Deux ans après le scandale du “Qatargate”, le Parlement européen a décidé de prendre sa sécurité en main. Face à l’émergence de nouveaux acteurs d’influence, des dispositifs ont été mis en place pour remédier aux problématiques de corruption et de déstabilisation que subit l’institution depuis des années.
« Non seulement le pouvoir corrompt, mais nous avons tendance à y placer des individus corruptibles ».
Brian Klaas, politologue
Le 9 décembre 2022, c’est avec stupeur que Bruxelles s’est réveillée lorsque la vice-présidente du Parlement européen, Eva Kaili, eurodéputée grecque depuis de nombreuses années et figure respectée de l’hémicycle, a été retrouvée avec près de 150 000 euros en coupures liquides à son domicile. L’élue est en effet soupçonnée d’avoir été financée par le Qatar pour orienter un certain nombre de décisions européennes. Le phénomène est bien connu au sein de l’institution ; la Chine, les Etats-Unis ou encore la Russie, nombreuses sont les grandes puissances ayant déjà tenté de déstabiliser les pays européens pour optimiser leurs intérêts.
Des enjeux dont les euro-députés assurent avoir pris pleinement conscience depuis 2023. Le règlement intérieur du Parlement européen a notamment été revu en profondeur afin de renforcer « les règles en matière d’intégrité, de transparence et de responsabilité ». La création d’un organe éthique européen, chargé de veiller aux respect et à l’application des normes communes en matière de transparence, a permis à l’UE de se donner les moyens humains et juridiques pour se défendre contre la corruption.

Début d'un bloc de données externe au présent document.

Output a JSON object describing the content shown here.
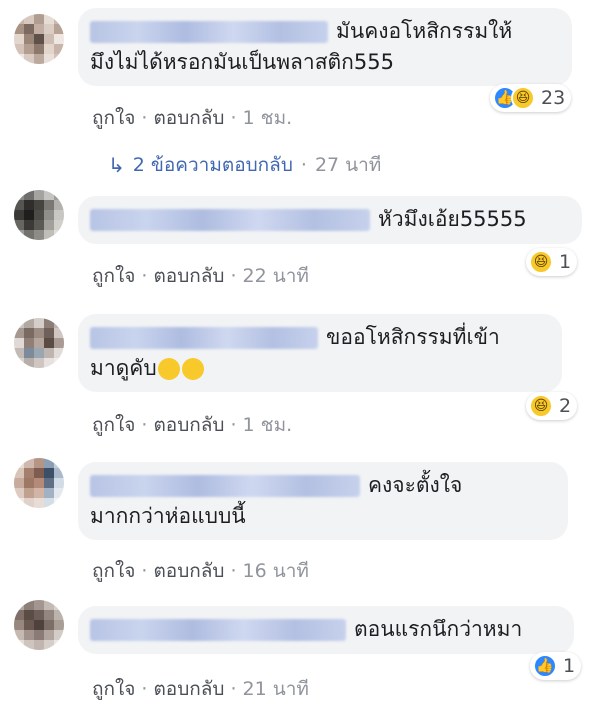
{
  "comments": [
    {
      "text_line1": "มันคงอโหสิกรรมให้",
      "text_line2": "มึงไม่ได้หรอกมันเป็นพลาสติก555",
      "actions": {
        "like": "ถูกใจ",
        "reply": "ตอบกลับ",
        "time": "1 ชม."
      },
      "reactions": {
        "types": [
          "like-icon",
          "haha-icon"
        ],
        "count": "23"
      },
      "replies": {
        "label": "2 ข้อความตอบกลับ",
        "time": "27 นาที"
      }
    },
    {
      "text_line1": "หัวมึงเอ้ย55555",
      "actions": {
        "like": "ถูกใจ",
        "reply": "ตอบกลับ",
        "time": "22 นาที"
      },
      "reactions": {
        "types": [
          "haha-icon"
        ],
        "count": "1"
      }
    },
    {
      "text_line1": "ขออโหสิกรรมที่เข้า",
      "text_line2": "มาดูคับ",
      "actions": {
        "like": "ถูกใจ",
        "reply": "ตอบกลับ",
        "time": "1 ชม."
      },
      "reactions": {
        "types": [
          "haha-icon"
        ],
        "count": "2"
      }
    },
    {
      "text_line1": "คงจะตั้งใจ",
      "text_line2": "มากกว่าห่อแบบนี้",
      "actions": {
        "like": "ถูกใจ",
        "reply": "ตอบกลับ",
        "time": "16 นาที"
      }
    },
    {
      "text_line1": "ตอนแรกนึกว่าหมา",
      "actions": {
        "like": "ถูกใจ",
        "reply": "ตอบกลับ",
        "time": "21 นาที"
      },
      "reactions": {
        "types": [
          "like-icon"
        ],
        "count": "1"
      }
    }
  ],
  "colors": {
    "bubble": "#f2f3f5",
    "link": "#4267b2",
    "meta": "#90949c",
    "like": "#2d88ff",
    "haha": "#f7c92b"
  }
}
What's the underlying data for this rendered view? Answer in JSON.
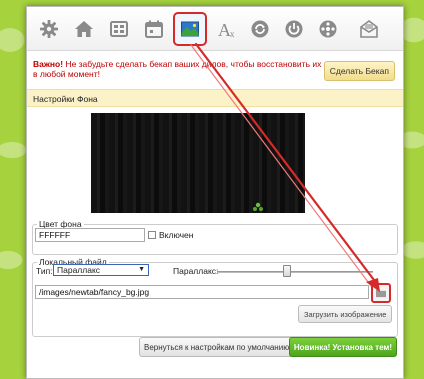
{
  "toolbar": {
    "buttons": [
      {
        "name": "settings",
        "icon": "gear-icon"
      },
      {
        "name": "home",
        "icon": "home-icon"
      },
      {
        "name": "dials",
        "icon": "dials-icon"
      },
      {
        "name": "calendar",
        "icon": "calendar-icon"
      },
      {
        "name": "background",
        "icon": "image-icon",
        "active": true
      },
      {
        "name": "fonts",
        "icon": "font-icon"
      },
      {
        "name": "sync",
        "icon": "sync-icon"
      },
      {
        "name": "power",
        "icon": "power-icon"
      },
      {
        "name": "gallery",
        "icon": "gallery-icon"
      },
      {
        "name": "mail",
        "icon": "mail-icon"
      }
    ]
  },
  "notice": {
    "prefix": "Важно!",
    "text": " Не забудьте сделать бекап ваших дилов, чтобы восстановить их в любой момент!"
  },
  "backup_button": "Сделать Бекап",
  "section_title": "Настройки Фона",
  "color_group": {
    "legend": "Цвет фона",
    "value": "FFFFFF",
    "checkbox_label": "Включен"
  },
  "file_group": {
    "legend": "Локальный файл",
    "type_label": "Тип:",
    "type_value": "Параллакс",
    "parallax_label": "Параллакс:",
    "parallax_value": 0.45,
    "path": "/images/newtab/fancy_bg.jpg",
    "upload_button": "Загрузить изображение"
  },
  "footer": {
    "default_button": "Вернуться к настройкам по умолчанию",
    "new_button": "Новинка! Установка тем!"
  },
  "colors": {
    "accent_red": "#d62a2a",
    "green_button": "#5cb82a",
    "notice_red": "#c00000",
    "section_bg": "#fbf2c8"
  }
}
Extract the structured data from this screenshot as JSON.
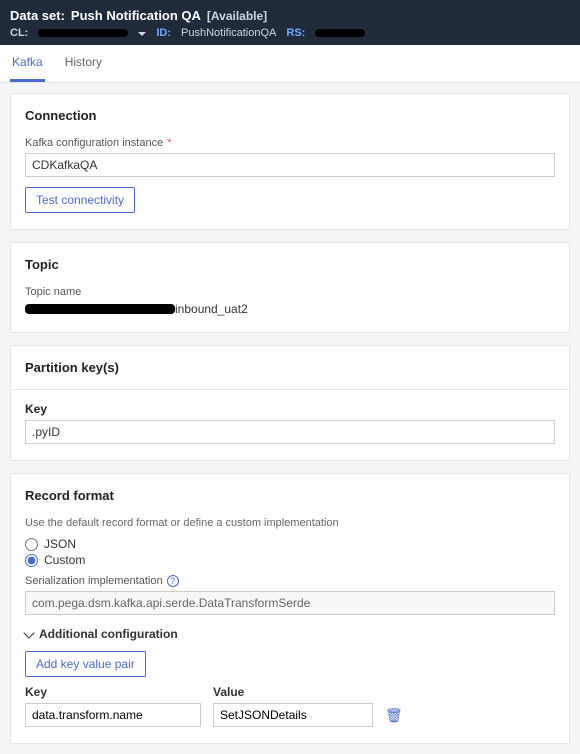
{
  "header": {
    "title_prefix": "Data set:",
    "title": "Push Notification QA",
    "status": "[Available]",
    "cl_label": "CL:",
    "id_label": "ID:",
    "id_value": "PushNotificationQA",
    "rs_label": "RS:"
  },
  "tabs": {
    "kafka": "Kafka",
    "history": "History",
    "activeIndex": 0
  },
  "connection": {
    "heading": "Connection",
    "instance_label": "Kafka configuration instance",
    "instance_value": "CDKafkaQA",
    "test_btn": "Test connectivity"
  },
  "topic": {
    "heading": "Topic",
    "name_label": "Topic name",
    "name_suffix": "inbound_uat2"
  },
  "partition": {
    "heading": "Partition key(s)",
    "key_label": "Key",
    "key_value": ".pyID"
  },
  "record": {
    "heading": "Record format",
    "helper": "Use the default record format or define a custom implementation",
    "json_label": "JSON",
    "custom_label": "Custom",
    "selected": "custom",
    "serialization_label": "Serialization implementation",
    "serialization_value": "com.pega.dsm.kafka.api.serde.DataTransformSerde",
    "additional_label": "Additional configuration",
    "add_pair_btn": "Add key value pair",
    "key_header": "Key",
    "value_header": "Value",
    "pairs": [
      {
        "key": "data.transform.name",
        "value": "SetJSONDetails"
      }
    ]
  }
}
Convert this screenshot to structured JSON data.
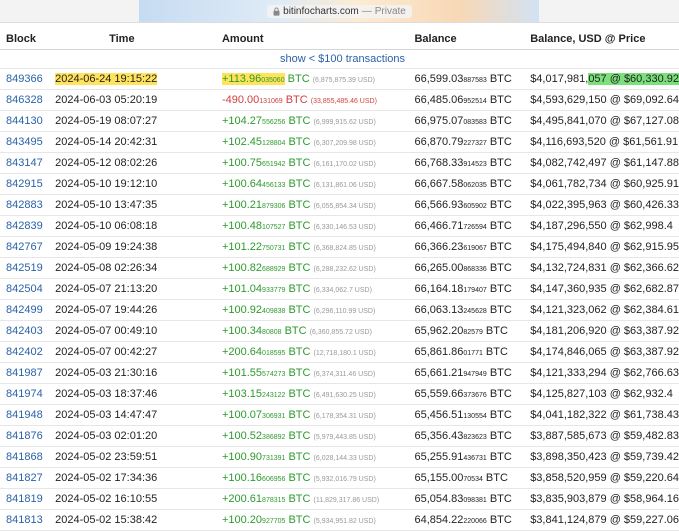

Les élus sont quant à eux soumis à des contrôles stricts depuis le 1er novembre 2024, et doivent notifier toutes les autres activités rémunérées au-delà de 5000 euros par an, en indiquant le domaine et le travail réalisé aux autorités compétentes. Ils sont également obligés de déclarer leur patrimoine au début et à la fin de chaque mandat, permettant une veille attentive des fluctuations économiques suspectes afin de les prévenir le plus en amont possible. Il en va de même des rencontres entre députés et lobbyistes (notamment dans le cadre des “groupes d’amitiés”) : celles-ci sont désormais expressément surveillées avec l’obligation d’être publiées en ligne par le parlementaire concerné. Idem pour les groupes de soutien, qui ne sont plus financés par le Parlement européen et doivent ainsi déclarer leurs aides.
Une guerre silencieuse ?
“La guerre, ce n’est que la continuité de la politique par d’autres moyens”.
Carl von Clausewitz
L’affaire du Qatargate montre un point de bascule dans la représentation des conflits entre les grandes puissances mondiales. Contrairement à une offensive commerciale à l’image de celle orchestrée par Donald Trump, cette nouvelle guerre hybride offre des moyens de pression supplémentaires venant fragiliser un peu plus les ambitions européennes. On y retrouve l’emploi de méthodes bien plus insidieuses, fondées entre autres sur “le brouillage volontaire des frontières entre la guerre et la paix, le civil et le militaire, l’État et les acteurs non étatiques” (Frank Hoffman, théoricien de la guerre hybride). Une guerre qui, sans faire de bruit, redéfinit les relations entre les grandes puissances en posant plus que jamais la question d’une véritable souveraineté européenne. Un constat renforçant la conviction du président français Emmanuel Macron, qui plaide pour que l’Europe se dote enfin de ses propres « géants du numérique ».